# unimat accesories



## LEEQ (Nov 26, 2013)

Anybody like to show off their unimat goodies in use? I would like to see the machine in its various functions.


----------



## stevecmo (Nov 26, 2013)

Hi Lee,

I don't use mine a lot anymore but did use it to mill a slot in a new brake shoe for my Rockwell mill.  Here's a pic.  The material is phenolic - quite messy.




Steve


----------



## LEEQ (Nov 26, 2013)

So the rod and bracket are for milling set up. I see. My Dad has one that may come up for sale. A SL1000 with some goodies I'm trying to figure out. Thanks for step one Steve.


----------



## stevecmo (Nov 26, 2013)

Lee,

Yes, the standard set up included a post that could be used for milling.  The headstock / motor assembly is removed and bolted to the post.  You might want to join the Yahoo group for Unimats if you want to know more details.  There are plenty of pictures, files and info there.

Steve


----------



## ksierens (Nov 28, 2013)

While I don't use it as much as I used to, I will never part with it.  I have wanted one since I was 12 looking through Popular Mechanics.

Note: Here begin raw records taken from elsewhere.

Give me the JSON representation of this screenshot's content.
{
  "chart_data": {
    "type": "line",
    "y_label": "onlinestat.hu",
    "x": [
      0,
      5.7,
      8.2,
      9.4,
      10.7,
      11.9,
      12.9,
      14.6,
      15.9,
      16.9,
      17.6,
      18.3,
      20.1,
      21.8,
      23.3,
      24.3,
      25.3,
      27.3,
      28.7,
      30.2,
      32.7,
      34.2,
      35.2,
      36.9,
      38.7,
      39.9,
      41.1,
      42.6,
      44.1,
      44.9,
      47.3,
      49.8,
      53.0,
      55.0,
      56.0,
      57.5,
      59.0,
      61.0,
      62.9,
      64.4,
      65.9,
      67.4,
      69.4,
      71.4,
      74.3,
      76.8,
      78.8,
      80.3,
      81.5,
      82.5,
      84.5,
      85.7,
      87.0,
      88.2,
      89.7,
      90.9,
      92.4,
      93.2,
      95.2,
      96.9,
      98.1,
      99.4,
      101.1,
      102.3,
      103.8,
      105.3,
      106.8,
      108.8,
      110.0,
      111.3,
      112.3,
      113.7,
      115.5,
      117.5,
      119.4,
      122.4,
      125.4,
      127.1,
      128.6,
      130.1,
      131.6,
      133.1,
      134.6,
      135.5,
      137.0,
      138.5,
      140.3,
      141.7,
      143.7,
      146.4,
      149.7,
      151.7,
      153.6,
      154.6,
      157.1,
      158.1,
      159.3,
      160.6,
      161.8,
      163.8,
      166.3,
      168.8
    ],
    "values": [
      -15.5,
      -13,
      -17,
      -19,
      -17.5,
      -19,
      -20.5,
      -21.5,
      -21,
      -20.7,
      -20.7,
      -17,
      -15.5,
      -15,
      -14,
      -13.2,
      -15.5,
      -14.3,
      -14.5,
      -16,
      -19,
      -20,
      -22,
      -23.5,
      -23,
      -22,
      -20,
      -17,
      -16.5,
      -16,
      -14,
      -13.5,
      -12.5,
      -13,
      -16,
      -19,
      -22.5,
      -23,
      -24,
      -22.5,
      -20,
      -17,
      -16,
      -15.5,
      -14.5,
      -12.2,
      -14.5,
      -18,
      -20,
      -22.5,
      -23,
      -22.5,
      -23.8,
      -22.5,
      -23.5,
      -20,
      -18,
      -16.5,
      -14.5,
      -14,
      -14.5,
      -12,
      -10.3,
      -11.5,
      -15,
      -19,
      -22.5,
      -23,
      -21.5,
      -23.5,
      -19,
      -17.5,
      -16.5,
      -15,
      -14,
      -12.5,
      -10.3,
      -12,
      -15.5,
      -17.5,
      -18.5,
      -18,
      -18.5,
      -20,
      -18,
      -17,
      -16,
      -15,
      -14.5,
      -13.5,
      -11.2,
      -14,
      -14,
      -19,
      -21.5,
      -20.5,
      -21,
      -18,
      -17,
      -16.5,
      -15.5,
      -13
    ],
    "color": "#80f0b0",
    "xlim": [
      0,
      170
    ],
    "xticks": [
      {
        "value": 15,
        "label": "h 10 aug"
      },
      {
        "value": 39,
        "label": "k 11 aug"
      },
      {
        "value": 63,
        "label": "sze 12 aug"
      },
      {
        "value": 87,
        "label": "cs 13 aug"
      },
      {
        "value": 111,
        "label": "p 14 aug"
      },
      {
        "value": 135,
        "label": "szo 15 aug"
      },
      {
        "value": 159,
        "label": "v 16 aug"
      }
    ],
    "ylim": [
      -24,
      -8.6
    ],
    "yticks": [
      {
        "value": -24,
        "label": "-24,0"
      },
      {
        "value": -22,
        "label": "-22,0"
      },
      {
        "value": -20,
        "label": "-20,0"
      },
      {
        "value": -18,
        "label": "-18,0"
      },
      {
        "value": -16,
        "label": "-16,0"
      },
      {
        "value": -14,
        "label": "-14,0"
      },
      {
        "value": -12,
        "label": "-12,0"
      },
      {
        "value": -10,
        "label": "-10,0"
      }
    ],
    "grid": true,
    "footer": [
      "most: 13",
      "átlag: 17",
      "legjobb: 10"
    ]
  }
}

Here are a few pictures of some machining operations, and some attachments I made for it, oh and a cabinet I made to hold all the goodies!


----------



## stevecmo (Nov 28, 2013)

I was hoping ksierens would chime in on this.  He's got a great collection of Unimat accessories.....and built a beautiful wood case for them.

There are lots of good folks on the Uni Yahoo group as well as lots of good info.


----------



## ksierens (Dec 2, 2013)

Well thanks Steve, and yes the Yahoo Unimat group is quite helpful.


----------



## stevecmo (Dec 2, 2013)

ksierens said:


> Well thanks Steve, and yes the Yahoo Unimat group is quite helpful.



I remember drooling on myself when you posted your wood cabinet on the Uni site.  :man:


----------